Intelligence evolved in bodies that move through physical space. Touch, proprioception, pain, pleasure — these aren't extras, they may be prerequisites. A brain in a vat may never truly understand.
Humans experience time. We remember the past, fear the future, feel urgency. LLMs have no sense of time passing. Each prompt is stateless. Without temporal continuity, can there be consciousness?
The Hard Problem: why does physical processing give rise to "something it is like" to be conscious? None of the three roads even attempts to answer this. Perhaps AGI doesn't require consciousness — but perhaps it does.
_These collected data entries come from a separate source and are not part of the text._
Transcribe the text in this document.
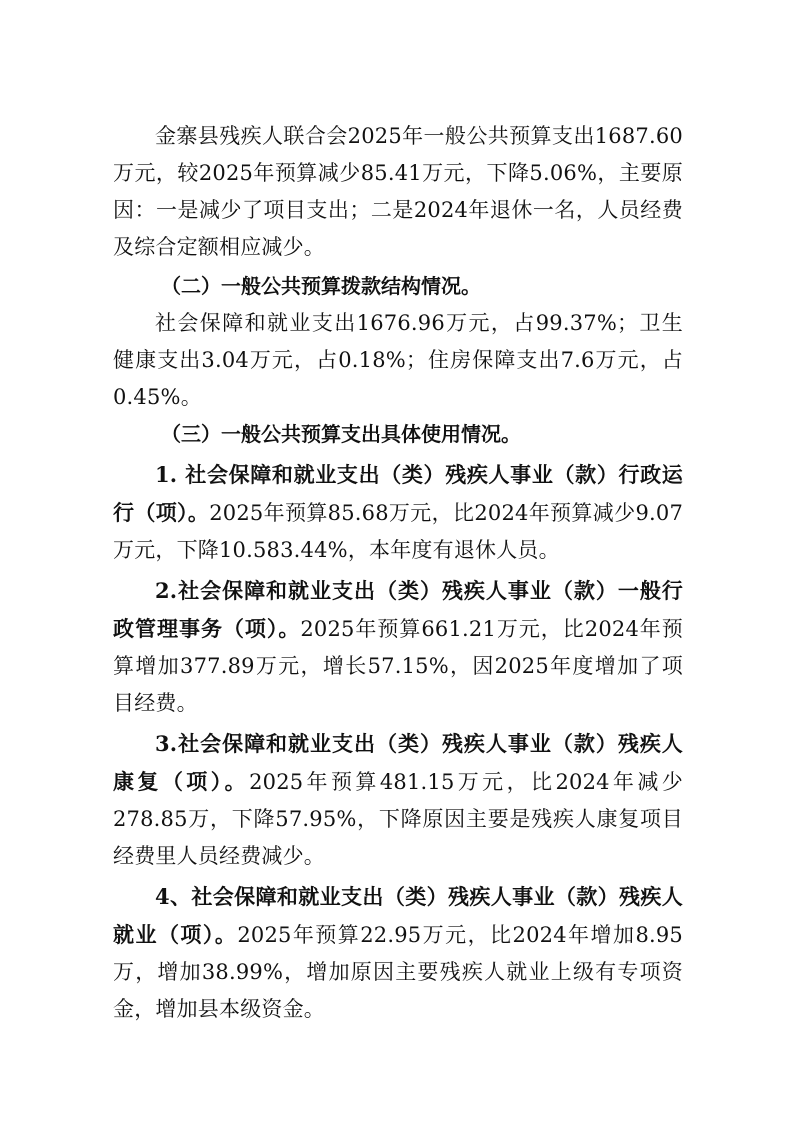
金寨县残疾人联合会2025年一般公共预算支出1687.60万元，较2025年预算减少85.41万元，下降5.06%，主要原因：一是减少了项目支出；二是2024年退休一名，人员经费及综合定额相应减少。

（二）一般公共预算拨款结构情况。

社会保障和就业支出1676.96万元，占99.37%；卫生健康支出3.04万元，占0.18%；住房保障支出7.6万元，占0.45%。

（三）一般公共预算支出具体使用情况。

1. 社会保障和就业支出（类）残疾人事业（款）行政运行（项）。2025年预算85.68万元，比2024年预算减少9.07万元，下降10.583.44%，本年度有退休人员。

2.社会保障和就业支出（类）残疾人事业（款）一般行政管理事务（项）。2025年预算661.21万元，比2024年预算增加377.89万元，增长57.15%，因2025年度增加了项目经费。

3.社会保障和就业支出（类）残疾人事业（款）残疾人康复（项）。2025年预算481.15万元，比2024年减少278.85万，下降57.95%，下降原因主要是残疾人康复项目经费里人员经费减少。

4、社会保障和就业支出（类）残疾人事业（款）残疾人就业（项）。2025年预算22.95万元，比2024年增加8.95万，增加38.99%，增加原因主要残疾人就业上级有专项资金，增加县本级资金。
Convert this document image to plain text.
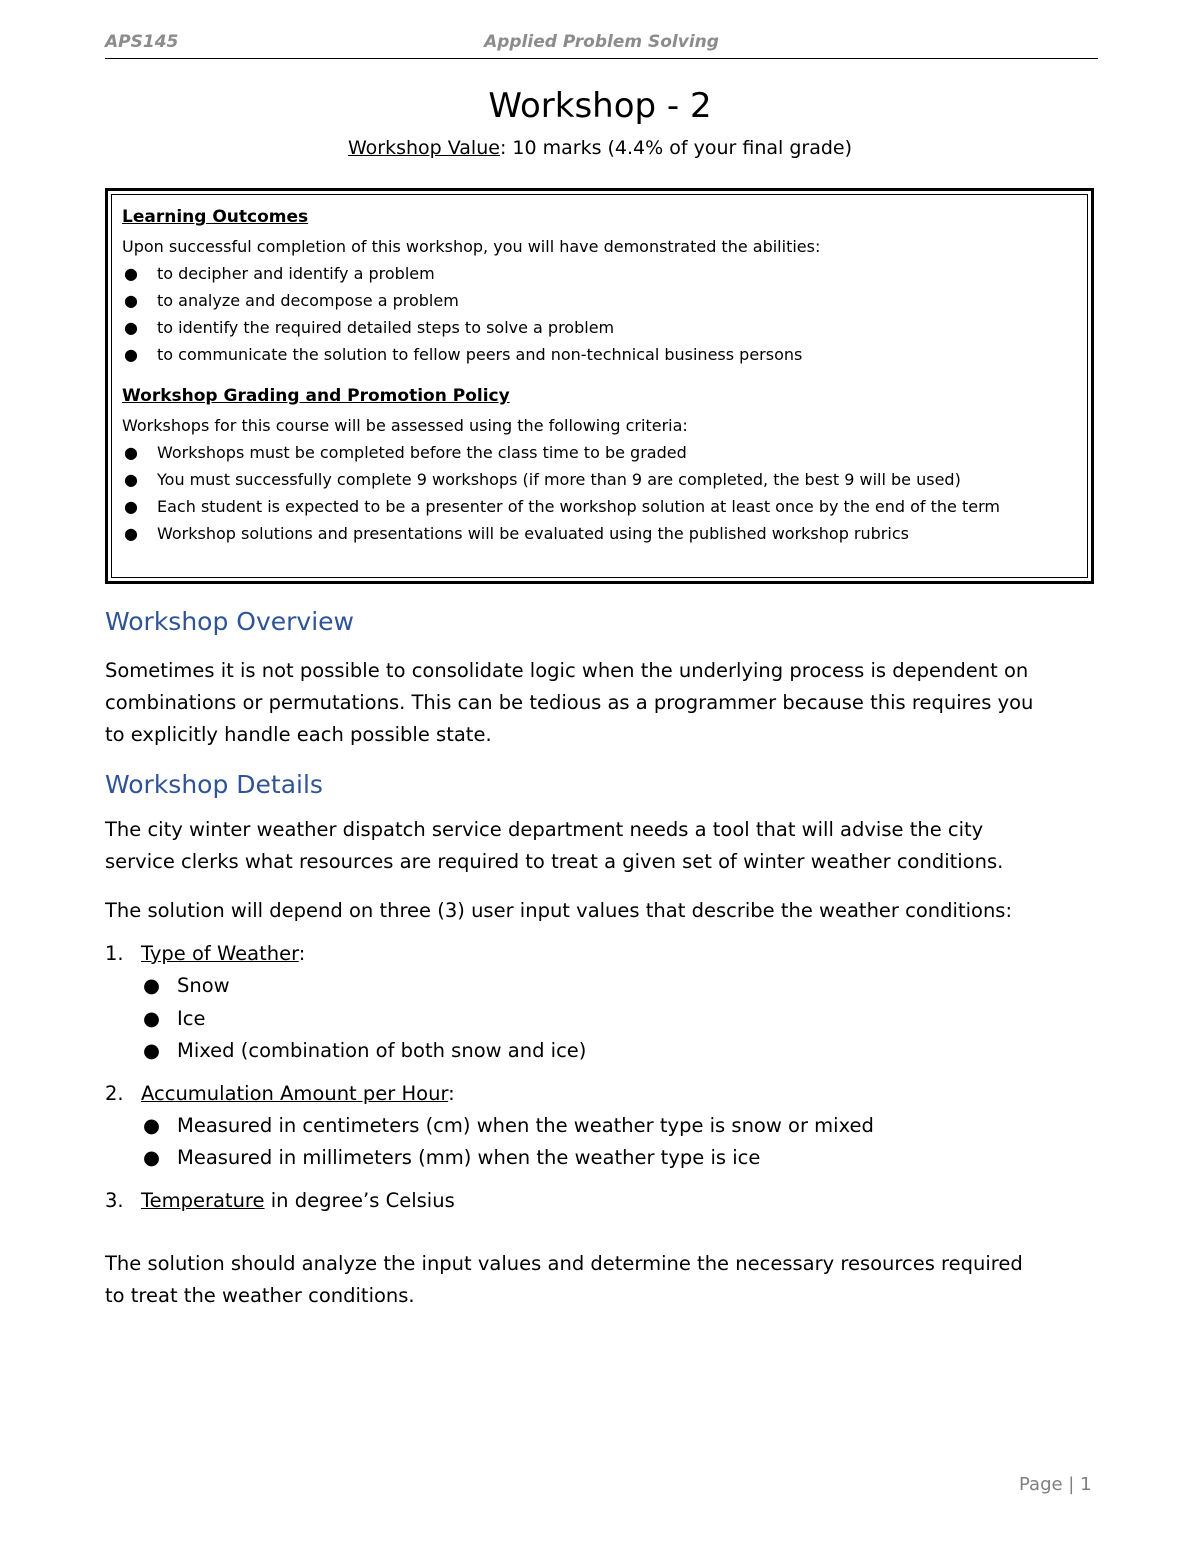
APS145	Applied Problem Solving
Workshop - 2
Workshop Value: 10 marks (4.4% of your final grade)
Learning Outcomes

Upon successful completion of this workshop, you will have demonstrated the abilities:

● to decipher and identify a problem
● to analyze and decompose a problem
● to identify the required detailed steps to solve a problem
● to communicate the solution to fellow peers and non-technical business persons
Workshop Grading and Promotion Policy

Workshops for this course will be assessed using the following criteria:

● Workshops must be completed before the class time to be graded
● You must successfully complete 9 workshops (if more than 9 are completed, the best 9 will be used)
● Each student is expected to be a presenter of the workshop solution at least once by the end of the term
● Workshop solutions and presentations will be evaluated using the published workshop rubrics
Workshop Overview
Sometimes it is not possible to consolidate logic when the underlying process is dependent on
combinations or permutations. This can be tedious as a programmer because this requires you
to explicitly handle each possible state.
Workshop Details
The city winter weather dispatch service department needs a tool that will advise the city
service clerks what resources are required to treat a given set of winter weather conditions.
The solution will depend on three (3) user input values that describe the weather conditions:
1. Type of Weather:
● Snow
● Ice
● Mixed (combination of both snow and ice)
2. Accumulation Amount per Hour:
● Measured in centimeters (cm) when the weather type is snow or mixed
● Measured in millimeters (mm) when the weather type is ice
3. Temperature in degree’s Celsius
The solution should analyze the input values and determine the necessary resources required
to treat the weather conditions.
Page | 1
| Dimension 维度 | RL (Hassabis) | World Models (LeCun) | Language (Altman/Amodei) |
|---|---|---|---|
| Core idea核心思想 | Learn by doing | Learn by observing | Learn by reading |
| Analogy类比 | An athlete training | A baby watching the world | A scholar reading every book |
| Data source数据来源 | Environment interaction | Video, sensory streams | Text (internet-scale) |
| Grounding基础 | Action in environments | Physical world perception | Linguistic abstraction |
| Best result最佳成果 | AlphaFold (solved proteins) | V-JEPA (early research) | GPT-4 / Claude (general use) |
| Users today当前用户 | Researchers only | Researchers only | Hundreds of millions |
| Survival instinct生存本能 | Reward-shaped (artificial) | Not addressed | None |
| Language role语言角色 | One of many interfaces | Thin surface layer | The core of intelligence |
| Biggest bet最大赌注 | Generalization across domains | JEPA architecture works | Scale is all you need |
| Risk风险 | May never generalize | May never leave the lab | May hit a ceiling without grounding |
Language captures symbolic reasoning. World models capture physical intuition. Reinforcement learning captures goal-directed behavior. The human brain does all three — plus something we haven't identified yet. Perhaps embodiment. Perhaps drives. Perhaps consciousness itself.
语言捕获符号推理。世界模型捕获物理直觉。强化学习捕获目标导向行为。人脑三者兼具——再加上我们尚未识别的某些东西。也许是具身性,也许是驱动力,也许是意识本身。